STOLOWICZ, FABIANA; LAROCCA, LUCIANA; WERBAJH, SANTIAGO; PARMA, YANIL; CARRILLO, CAROLINA; OGAS, LORENA; AGOSTINI, JUAN PEDRO; REDES, JONATHAN; WELIN, BJORN; CASTAGNARO, ATILIO; VOJNOV, ADRIAN

Frontiers in Agronomy

Frontiers Media S.A.

Año: 2022 vol. 4

Huanglongbing (HLB) is one of the most devastating diseases in citrus worldwide. The Gram-negative bacterial plant pathogen “Candidatus Liberibacter spp.” is phloem-limited and vectored by citrus psyllids.
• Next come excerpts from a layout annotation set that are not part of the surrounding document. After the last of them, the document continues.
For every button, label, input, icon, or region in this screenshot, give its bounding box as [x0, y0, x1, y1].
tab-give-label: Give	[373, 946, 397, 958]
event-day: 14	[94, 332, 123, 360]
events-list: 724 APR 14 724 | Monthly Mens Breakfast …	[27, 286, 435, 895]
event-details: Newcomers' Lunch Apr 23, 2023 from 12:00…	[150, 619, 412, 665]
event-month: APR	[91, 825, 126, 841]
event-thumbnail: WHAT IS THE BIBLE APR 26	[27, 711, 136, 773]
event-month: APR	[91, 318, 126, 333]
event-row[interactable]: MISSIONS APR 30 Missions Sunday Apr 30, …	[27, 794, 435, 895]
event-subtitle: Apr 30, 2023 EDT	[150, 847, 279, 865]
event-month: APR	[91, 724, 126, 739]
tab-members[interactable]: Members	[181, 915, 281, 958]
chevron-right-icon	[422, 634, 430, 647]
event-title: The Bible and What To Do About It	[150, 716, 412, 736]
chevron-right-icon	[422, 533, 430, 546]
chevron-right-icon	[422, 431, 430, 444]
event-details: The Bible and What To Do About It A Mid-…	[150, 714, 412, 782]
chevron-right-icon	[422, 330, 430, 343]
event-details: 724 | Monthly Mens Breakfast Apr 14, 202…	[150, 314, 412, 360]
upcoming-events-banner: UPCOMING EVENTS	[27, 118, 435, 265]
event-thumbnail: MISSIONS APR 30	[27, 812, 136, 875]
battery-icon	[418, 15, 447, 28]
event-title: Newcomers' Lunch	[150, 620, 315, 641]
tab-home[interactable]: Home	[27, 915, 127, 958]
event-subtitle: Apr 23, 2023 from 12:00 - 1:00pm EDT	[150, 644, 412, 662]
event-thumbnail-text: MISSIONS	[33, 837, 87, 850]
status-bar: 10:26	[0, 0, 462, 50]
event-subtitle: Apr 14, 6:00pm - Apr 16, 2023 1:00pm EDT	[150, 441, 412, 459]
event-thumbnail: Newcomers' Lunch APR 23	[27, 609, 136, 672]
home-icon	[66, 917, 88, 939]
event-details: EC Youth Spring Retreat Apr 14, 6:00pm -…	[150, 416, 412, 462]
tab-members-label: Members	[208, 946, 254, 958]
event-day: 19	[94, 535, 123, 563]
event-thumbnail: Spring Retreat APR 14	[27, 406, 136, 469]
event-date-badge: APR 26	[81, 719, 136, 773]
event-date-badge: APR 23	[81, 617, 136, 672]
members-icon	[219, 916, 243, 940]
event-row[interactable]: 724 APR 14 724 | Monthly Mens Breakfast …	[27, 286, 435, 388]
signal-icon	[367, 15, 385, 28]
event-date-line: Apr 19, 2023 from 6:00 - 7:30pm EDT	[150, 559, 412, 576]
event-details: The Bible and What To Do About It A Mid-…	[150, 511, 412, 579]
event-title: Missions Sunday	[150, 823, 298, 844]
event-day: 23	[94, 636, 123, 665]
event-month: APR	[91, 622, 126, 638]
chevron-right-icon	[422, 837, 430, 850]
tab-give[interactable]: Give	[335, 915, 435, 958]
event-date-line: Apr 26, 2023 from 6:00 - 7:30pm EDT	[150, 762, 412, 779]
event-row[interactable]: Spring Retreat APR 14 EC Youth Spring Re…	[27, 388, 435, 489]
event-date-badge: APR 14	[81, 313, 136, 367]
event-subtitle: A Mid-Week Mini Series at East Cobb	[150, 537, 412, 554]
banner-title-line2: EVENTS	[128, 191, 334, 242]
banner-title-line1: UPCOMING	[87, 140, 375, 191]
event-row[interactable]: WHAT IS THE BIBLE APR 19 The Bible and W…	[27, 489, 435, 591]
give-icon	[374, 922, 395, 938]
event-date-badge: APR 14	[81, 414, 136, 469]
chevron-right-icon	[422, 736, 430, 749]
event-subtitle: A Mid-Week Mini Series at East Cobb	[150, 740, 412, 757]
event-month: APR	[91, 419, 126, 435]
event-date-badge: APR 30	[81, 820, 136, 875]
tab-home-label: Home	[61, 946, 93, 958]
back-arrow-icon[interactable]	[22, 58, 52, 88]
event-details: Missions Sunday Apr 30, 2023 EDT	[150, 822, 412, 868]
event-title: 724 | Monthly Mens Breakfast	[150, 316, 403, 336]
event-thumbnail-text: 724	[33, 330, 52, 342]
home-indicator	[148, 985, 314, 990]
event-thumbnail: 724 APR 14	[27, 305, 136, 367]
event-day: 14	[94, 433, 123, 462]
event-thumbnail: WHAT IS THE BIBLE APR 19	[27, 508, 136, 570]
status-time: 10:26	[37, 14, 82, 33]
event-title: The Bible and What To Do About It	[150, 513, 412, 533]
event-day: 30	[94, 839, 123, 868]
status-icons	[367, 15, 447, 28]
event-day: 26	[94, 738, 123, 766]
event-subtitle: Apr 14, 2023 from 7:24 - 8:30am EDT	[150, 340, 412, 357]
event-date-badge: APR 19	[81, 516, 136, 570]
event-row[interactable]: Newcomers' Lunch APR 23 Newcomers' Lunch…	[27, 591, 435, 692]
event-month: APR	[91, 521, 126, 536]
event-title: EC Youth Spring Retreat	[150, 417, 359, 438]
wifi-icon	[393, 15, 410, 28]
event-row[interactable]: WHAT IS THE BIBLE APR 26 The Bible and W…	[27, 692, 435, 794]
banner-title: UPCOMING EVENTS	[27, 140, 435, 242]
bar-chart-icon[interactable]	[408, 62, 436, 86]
The species “Candidatus Liberibacter asiaticus” (C.Las) has been detected in Argentina, and its vector has been found in at least nine provinces. Early detection of C.Las is critical for a successful management of HLB disease. Currently, HLB molecular diagnosis is carried out by PCR, nested PCR, real-time PCR, or another combination of these techniques, which require purification of genomic DNA, sophisticated equipment, and highly trained personnel. We have developed a prototype of a sensitive colorimetric kit to detect C.Las based on the specific DNA isothermal amplification of this microorganism. The reaction buffer contains hydroxynaphthol blue (HNB), an indicator dye that turns from violet to blue/light blue when the DNA amplification reaction is positive. Similar sensitivity to visualize a positive reaction was observed between HNB loop-mediated isothermal amplification and agarose gel electrophoresis analysis. The detection of C.Las-infected plants was up to 8 ng of total infected plant genomic DNA, similar to quantitative PCR. A blind validation test of the prototype kit was performed with purified DNA extracted from healthy or C.Las-infected midrib plants. Our kit showed 100% concordance with the results of a gold-standard quantitative PCR technique applied by the Laboratorio de Biología Molecular de EEA Montecarlo. The analysis of samples, without DNA purification to detect C.Las, showed a similar sensitivity to the analysis of the same samples in which C.Las DNA was previously purified.